Gold’s safe-haven appeal is surging again. Rebekah McMillan, Associate Portfolio Manager at Neuberger, examines how record central-bank buying—led by China, Turkey and India—alongside fiscal strain and tighter supply, is reinforcing gold’s role as a neutral, liquid hedge amid volatile yields and shifting global reserves.
Could you specify the scale of recent purchases relative to the global gold market volume – and which regions are particularly dominant in this trend?
Central banks have sustained record net purchases of over a thousand tonnes in each of 2022, 2023 and 2024, more than double the average pace of the prior decade. That buying now accounts for 20% or so of annual physical demand, which has supported price rises despite the market’s daily liquidity remaining vast. Geographically, the structural demand has shifted decisively eastward: China has been the largest buyer, adding persistently to gold reserves, as have Turkey and India amongst other regions. The sustained purchasing has been driven primarily to diversify reserves, reduce reliance on the US dollar, and hedge geopolitical and financial risks. Gold’s lack of default risk, high liquidity, and ‘neutral’ status among reserve assets make it attractive for official portfolios, especially after Russia’s 2022 sanctions highlighted vulnerabilities in dollar‑centric reserves.
How does the shift towards fiscal dominance and the resulting pressure on the long end of global yield curves influence the relative attractiveness of gold compared to government bonds as a ‘safe haven’?
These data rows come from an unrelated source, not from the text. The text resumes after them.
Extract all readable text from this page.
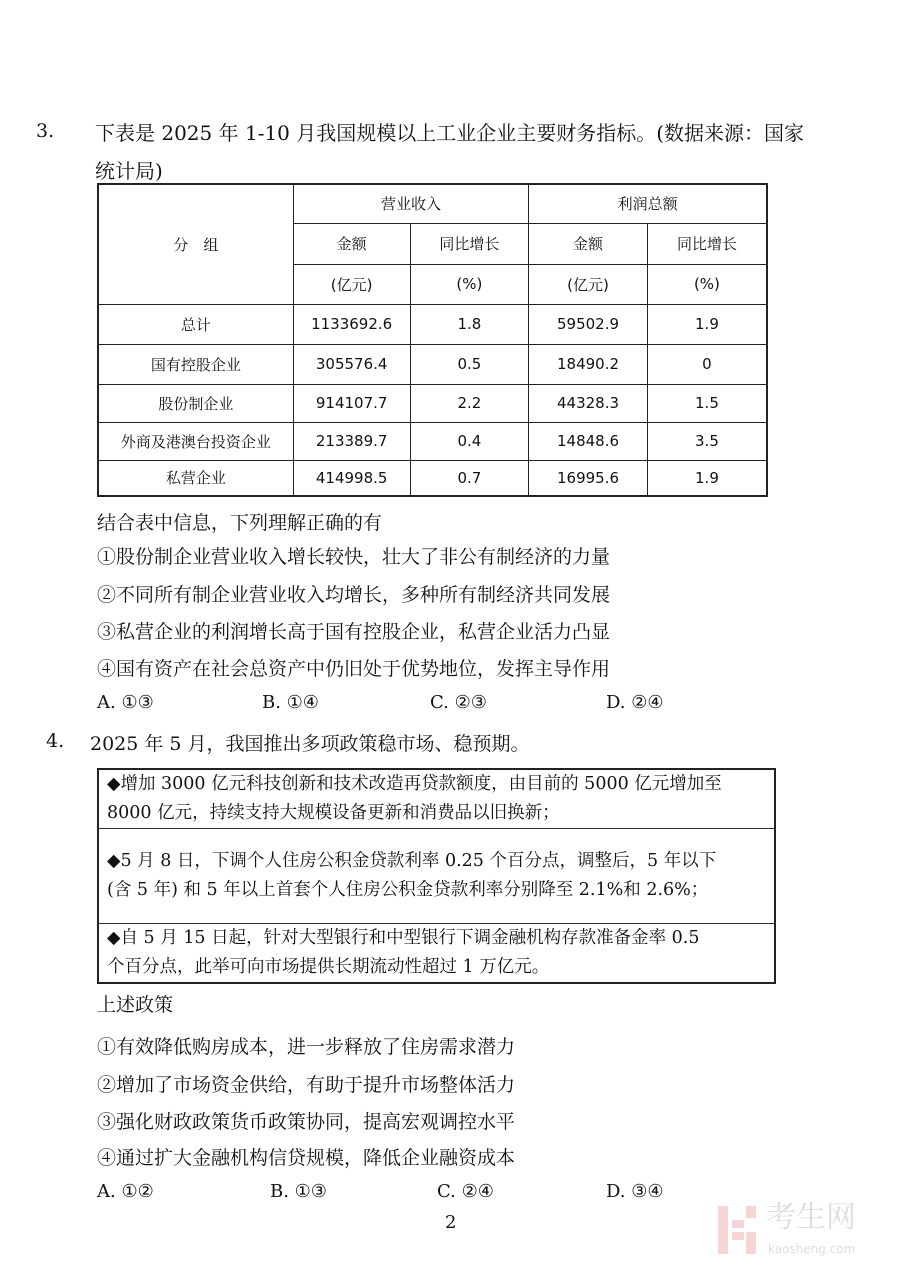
3. 下表是 2025 年 1-10 月我国规模以上工业企业主要财务指标。(数据来源：国家
统计局)
分　组	营业收入		利润总额	
	金额	同比增长	金额	同比增长
	(亿元)	(%)	(亿元)	(%)
总计	1133692.6	1.8	59502.9	1.9
国有控股企业	305576.4	0.5	18490.2	0
股份制企业	914107.7	2.2	44328.3	1.5
外商及港澳台投资企业	213389.7	0.4	14848.6	3.5
私营企业	414998.5	0.7	16995.6	1.9
结合表中信息，下列理解正确的有
①股份制企业营业收入增长较快，壮大了非公有制经济的力量
②不同所有制企业营业收入均增长，多种所有制经济共同发展
③私营企业的利润增长高于国有控股企业，私营企业活力凸显
④国有资产在社会总资产中仍旧处于优势地位，发挥主导作用
A. ①③	B. ①④	C. ②③	D. ②④
4. 2025 年 5 月，我国推出多项政策稳市场、稳预期。
◆增加 3000 亿元科技创新和技术改造再贷款额度，由目前的 5000 亿元增加至
8000 亿元，持续支持大规模设备更新和消费品以旧换新；
◆5 月 8 日，下调个人住房公积金贷款利率 0.25 个百分点，调整后，5 年以下
(含 5 年) 和 5 年以上首套个人住房公积金贷款利率分别降至 2.1%和 2.6%；
◆自 5 月 15 日起，针对大型银行和中型银行下调金融机构存款准备金率 0.5
个百分点，此举可向市场提供长期流动性超过 1 万亿元。
上述政策
①有效降低购房成本，进一步释放了住房需求潜力
②增加了市场资金供给，有助于提升市场整体活力
③强化财政政策货币政策协同，提高宏观调控水平
④通过扩大金融机构信贷规模，降低企业融资成本
A. ①②	B. ①③	C. ②④	D. ③④
2	考生网
kaosheng.com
The shift toward fiscal dominance, where persistent deficits and heavy sovereign issuance shape monetary conditions, is lifting term premia and destabilizing the long end of yield curves, diminishing the previously ‘safe‑haven’ qualities of government bonds by exposing investors to greater duration/ interest rate risk and mark‑to‑market volatility.
Despite higher real yields, investors have been turning to gold as a ‘safe haven’ and real store of value in the face of inflation uncertainty and policy credibility, gold’s global neutrality and lack of default risk enhance its relative appeal as a hedge against fiscal and geopolitical stress.
In a tight physical gold market, where do you currently see the most significant bottlenecks on the supply side – and for how long could this scarcity structurally support prices?
Physical tightness in gold is being reinforced by supply‑side frictions that are slow to resolve. Mine output growth is marginal, with declining grades, permitting and ESG constraints, implying multi‑year lead times for any meaningful capacity additions. Sanctions‑driven rerouting, pertaining to Russia have added frictions and costs to physical flows, contributing to regional premiums. Taken together, these bottlenecks can underpin a scarcity premium for several years. It is important to highlight though, that the dominant price driver is still the broader macro picture and demand, the inelasticity of supply and market tightness just helps set the floor.
What role do other commodities play as diversifiers in practice?
As discussed, gold is the largest holding in our commodities strategy, near 18% of the total fund. Broad commodities, including gold, tend to do better when inflation surprises to the upside though importantly each commodity market has unique characteristics, fundamental and technical drivers. Gold does better in more defensive environments – growth weakening – while cyclical commodities can be expected to do better in higher growth environments. We therefore like to utilize a broad basket of commodities, which is dynamically managed, and scarcity rather than production weighted, for a strategic exposure which diversifies across different macroeconomic regimes.
Which indicators guide your decisions to increase or reduce your long position (of around 1.5 percent) – and how high could the tactical allocation rise in extreme scenarios?
On the multi-asset team, we are scaling risk on macro, flow and price signals. For our gold position, US real yields is an important anchor, and we are closely watching term premia and curve steepening which has aided Golds recent breakout. Over the last 18 months we have added incrementally to positioning on small sell-offs as financial conditions or inflation concerns ease. 1.5% represents a significant overweight, particularly given our constructive view on risk assets, though we could go acutely higher in a risk-off scenario.